Dana Angluin, James Aspnes, and Dongqu Chen. A population protocol for binary signaling consensus. Available as YALEU/DCS/TR-1527, August 2016.
We study the convergence properties of a simple population protocol for consensus using binary signaling, where the communication in each interaction is limited to a single bit transmitted from the initiator to the responder. We consider a population which consists of n agents, where pairs of individuals are drawn uniformly at random to interact. Each agent has a confidence level for a binary preference and a more confident agent supports the preference with higher probability. An agent increases its confidence level when interacting with another agent supporting the preference, and decreases its confidence level otherwise.
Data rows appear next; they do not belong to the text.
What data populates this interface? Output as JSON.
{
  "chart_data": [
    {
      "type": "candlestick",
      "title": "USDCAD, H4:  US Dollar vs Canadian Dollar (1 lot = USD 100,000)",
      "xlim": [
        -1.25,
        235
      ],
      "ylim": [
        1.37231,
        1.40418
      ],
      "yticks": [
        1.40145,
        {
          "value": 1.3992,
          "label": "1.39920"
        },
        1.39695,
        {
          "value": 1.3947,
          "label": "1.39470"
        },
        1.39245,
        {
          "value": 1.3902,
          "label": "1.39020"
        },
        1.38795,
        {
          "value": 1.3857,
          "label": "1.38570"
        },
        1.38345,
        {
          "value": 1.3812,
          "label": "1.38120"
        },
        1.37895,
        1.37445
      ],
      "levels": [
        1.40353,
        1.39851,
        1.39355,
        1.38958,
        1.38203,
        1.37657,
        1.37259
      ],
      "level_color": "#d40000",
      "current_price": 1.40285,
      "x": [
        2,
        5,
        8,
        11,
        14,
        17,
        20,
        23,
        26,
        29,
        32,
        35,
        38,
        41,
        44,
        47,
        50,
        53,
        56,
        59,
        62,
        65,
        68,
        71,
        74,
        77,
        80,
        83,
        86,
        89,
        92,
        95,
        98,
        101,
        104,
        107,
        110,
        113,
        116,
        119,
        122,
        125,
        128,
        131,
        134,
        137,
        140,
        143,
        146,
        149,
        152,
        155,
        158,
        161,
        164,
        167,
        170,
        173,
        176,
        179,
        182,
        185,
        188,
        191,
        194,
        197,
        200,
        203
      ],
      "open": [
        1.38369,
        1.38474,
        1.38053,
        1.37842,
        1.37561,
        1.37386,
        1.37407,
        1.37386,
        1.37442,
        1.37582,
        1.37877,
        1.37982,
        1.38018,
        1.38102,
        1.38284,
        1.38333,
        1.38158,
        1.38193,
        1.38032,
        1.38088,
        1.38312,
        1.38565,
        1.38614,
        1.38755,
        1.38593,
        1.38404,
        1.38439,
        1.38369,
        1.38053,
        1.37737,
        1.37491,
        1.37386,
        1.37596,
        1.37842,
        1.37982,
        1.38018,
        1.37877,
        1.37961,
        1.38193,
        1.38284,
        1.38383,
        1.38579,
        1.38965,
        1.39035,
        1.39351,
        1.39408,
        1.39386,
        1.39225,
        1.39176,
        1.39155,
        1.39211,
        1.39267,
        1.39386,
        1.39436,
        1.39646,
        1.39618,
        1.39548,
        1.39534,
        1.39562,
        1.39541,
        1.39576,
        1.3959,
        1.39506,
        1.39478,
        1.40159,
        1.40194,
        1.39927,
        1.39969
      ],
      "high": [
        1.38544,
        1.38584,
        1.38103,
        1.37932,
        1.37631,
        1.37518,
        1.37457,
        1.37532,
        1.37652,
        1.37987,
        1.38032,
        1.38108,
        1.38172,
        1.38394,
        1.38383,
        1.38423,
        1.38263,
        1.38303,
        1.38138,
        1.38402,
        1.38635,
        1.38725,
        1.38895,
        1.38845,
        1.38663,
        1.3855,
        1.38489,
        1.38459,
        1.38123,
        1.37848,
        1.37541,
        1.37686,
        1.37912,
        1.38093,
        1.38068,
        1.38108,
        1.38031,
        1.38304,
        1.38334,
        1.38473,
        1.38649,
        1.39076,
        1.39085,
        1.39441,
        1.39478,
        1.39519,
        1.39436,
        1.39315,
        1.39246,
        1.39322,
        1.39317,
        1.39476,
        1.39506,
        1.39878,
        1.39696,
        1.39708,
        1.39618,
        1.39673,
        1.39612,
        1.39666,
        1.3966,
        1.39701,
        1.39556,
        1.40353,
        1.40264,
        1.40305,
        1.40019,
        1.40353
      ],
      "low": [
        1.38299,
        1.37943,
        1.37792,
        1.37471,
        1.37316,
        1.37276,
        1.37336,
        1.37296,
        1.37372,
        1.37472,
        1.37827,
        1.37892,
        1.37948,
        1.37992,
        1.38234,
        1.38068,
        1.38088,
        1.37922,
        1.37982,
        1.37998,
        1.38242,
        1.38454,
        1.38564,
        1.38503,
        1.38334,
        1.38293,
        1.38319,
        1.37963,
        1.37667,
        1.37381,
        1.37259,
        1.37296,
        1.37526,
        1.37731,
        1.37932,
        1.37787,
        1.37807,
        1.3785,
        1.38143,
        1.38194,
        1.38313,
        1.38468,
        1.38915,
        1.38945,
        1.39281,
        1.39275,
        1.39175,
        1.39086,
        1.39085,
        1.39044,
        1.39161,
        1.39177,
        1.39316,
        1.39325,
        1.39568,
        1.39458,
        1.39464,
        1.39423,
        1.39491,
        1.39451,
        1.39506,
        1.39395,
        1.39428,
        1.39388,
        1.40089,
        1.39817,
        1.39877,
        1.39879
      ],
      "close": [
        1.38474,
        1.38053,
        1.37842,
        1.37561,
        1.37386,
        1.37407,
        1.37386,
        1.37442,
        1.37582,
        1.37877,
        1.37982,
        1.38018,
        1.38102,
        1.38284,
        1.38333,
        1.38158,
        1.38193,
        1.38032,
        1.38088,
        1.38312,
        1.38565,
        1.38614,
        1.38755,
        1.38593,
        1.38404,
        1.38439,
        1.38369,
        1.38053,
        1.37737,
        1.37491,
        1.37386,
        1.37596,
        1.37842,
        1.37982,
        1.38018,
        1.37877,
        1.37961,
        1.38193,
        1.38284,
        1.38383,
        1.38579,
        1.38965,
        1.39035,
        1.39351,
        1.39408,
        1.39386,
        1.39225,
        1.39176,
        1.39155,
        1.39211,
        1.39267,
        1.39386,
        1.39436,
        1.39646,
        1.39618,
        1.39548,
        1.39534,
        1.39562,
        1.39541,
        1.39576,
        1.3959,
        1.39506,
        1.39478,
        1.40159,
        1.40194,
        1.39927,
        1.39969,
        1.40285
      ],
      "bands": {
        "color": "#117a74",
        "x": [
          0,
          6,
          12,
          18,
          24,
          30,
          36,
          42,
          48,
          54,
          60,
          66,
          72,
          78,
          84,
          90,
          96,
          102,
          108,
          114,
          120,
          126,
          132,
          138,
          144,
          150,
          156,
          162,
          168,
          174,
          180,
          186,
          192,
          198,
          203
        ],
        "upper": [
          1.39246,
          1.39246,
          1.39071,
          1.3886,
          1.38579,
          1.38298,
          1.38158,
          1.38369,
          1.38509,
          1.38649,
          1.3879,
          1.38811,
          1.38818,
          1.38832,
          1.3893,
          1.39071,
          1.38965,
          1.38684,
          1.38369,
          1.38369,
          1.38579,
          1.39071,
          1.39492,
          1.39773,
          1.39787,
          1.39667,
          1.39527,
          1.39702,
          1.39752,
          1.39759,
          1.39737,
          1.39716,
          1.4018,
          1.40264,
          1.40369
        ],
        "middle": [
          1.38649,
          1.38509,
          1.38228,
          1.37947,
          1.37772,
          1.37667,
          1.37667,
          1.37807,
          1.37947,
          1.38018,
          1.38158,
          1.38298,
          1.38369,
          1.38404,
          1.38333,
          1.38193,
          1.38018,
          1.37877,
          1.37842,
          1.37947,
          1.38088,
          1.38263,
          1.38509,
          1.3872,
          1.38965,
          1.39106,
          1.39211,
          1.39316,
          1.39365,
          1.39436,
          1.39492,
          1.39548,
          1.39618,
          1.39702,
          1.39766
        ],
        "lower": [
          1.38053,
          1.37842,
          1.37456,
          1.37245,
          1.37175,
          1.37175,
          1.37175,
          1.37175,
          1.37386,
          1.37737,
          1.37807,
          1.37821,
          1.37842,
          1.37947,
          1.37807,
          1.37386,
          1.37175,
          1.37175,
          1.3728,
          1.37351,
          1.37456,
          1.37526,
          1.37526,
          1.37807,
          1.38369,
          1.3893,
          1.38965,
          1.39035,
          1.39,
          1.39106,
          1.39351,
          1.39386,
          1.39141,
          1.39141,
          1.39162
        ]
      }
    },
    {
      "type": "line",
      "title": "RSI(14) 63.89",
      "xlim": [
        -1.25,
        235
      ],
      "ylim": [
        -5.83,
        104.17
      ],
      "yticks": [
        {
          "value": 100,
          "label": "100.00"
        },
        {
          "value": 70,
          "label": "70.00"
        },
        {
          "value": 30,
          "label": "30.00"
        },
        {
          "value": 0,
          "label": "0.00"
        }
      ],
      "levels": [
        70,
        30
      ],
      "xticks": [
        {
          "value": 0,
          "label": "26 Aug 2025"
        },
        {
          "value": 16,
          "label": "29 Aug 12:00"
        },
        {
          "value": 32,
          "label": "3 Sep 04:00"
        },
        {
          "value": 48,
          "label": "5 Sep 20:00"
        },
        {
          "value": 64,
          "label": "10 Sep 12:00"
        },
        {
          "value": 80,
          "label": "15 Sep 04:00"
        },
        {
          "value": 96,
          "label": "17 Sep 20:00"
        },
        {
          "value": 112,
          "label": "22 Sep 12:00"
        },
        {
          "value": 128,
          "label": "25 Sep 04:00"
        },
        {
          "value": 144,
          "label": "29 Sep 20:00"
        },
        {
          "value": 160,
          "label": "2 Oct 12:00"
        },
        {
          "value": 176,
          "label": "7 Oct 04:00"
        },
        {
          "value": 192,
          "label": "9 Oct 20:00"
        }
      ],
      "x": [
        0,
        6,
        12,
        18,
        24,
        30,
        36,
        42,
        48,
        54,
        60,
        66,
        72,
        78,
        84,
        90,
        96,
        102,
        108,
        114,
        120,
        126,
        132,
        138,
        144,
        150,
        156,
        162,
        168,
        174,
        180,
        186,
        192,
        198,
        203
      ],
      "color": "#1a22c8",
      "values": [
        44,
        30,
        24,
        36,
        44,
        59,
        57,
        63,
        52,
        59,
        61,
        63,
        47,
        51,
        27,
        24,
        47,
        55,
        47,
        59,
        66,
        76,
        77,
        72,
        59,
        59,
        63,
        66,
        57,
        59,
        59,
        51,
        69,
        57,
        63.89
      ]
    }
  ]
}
We prove that with high probability a three-state binary signaling population protocol reaches consensus after Θ(n log n) interactions in the worst case, regardless of the initial configuration. In the general case, a continuous-time binary signaling process in the limit will converge within O(r log nr) time (corresponding to O(nr log nr) interactions in expectation) if the initial configuration is monotone, where r is the number of confidence levels. In the other direction, we also show a convergence lower bound Ω(nr+ n log n) on the number of interactions when r is large. Experimental results are presented to support our theoretical results and to provide evidence for some conjectures.
@techreport{AngluinAC2016,
author = {Dana Angluin and James Aspnes and Dongqu Chen},
title = {A population protocol for binary signaling consensus},
mon = aug,
year = {2016},
institution="Yale University Department of Computer Science",
number="YALEU/DCS/TR-1527"
}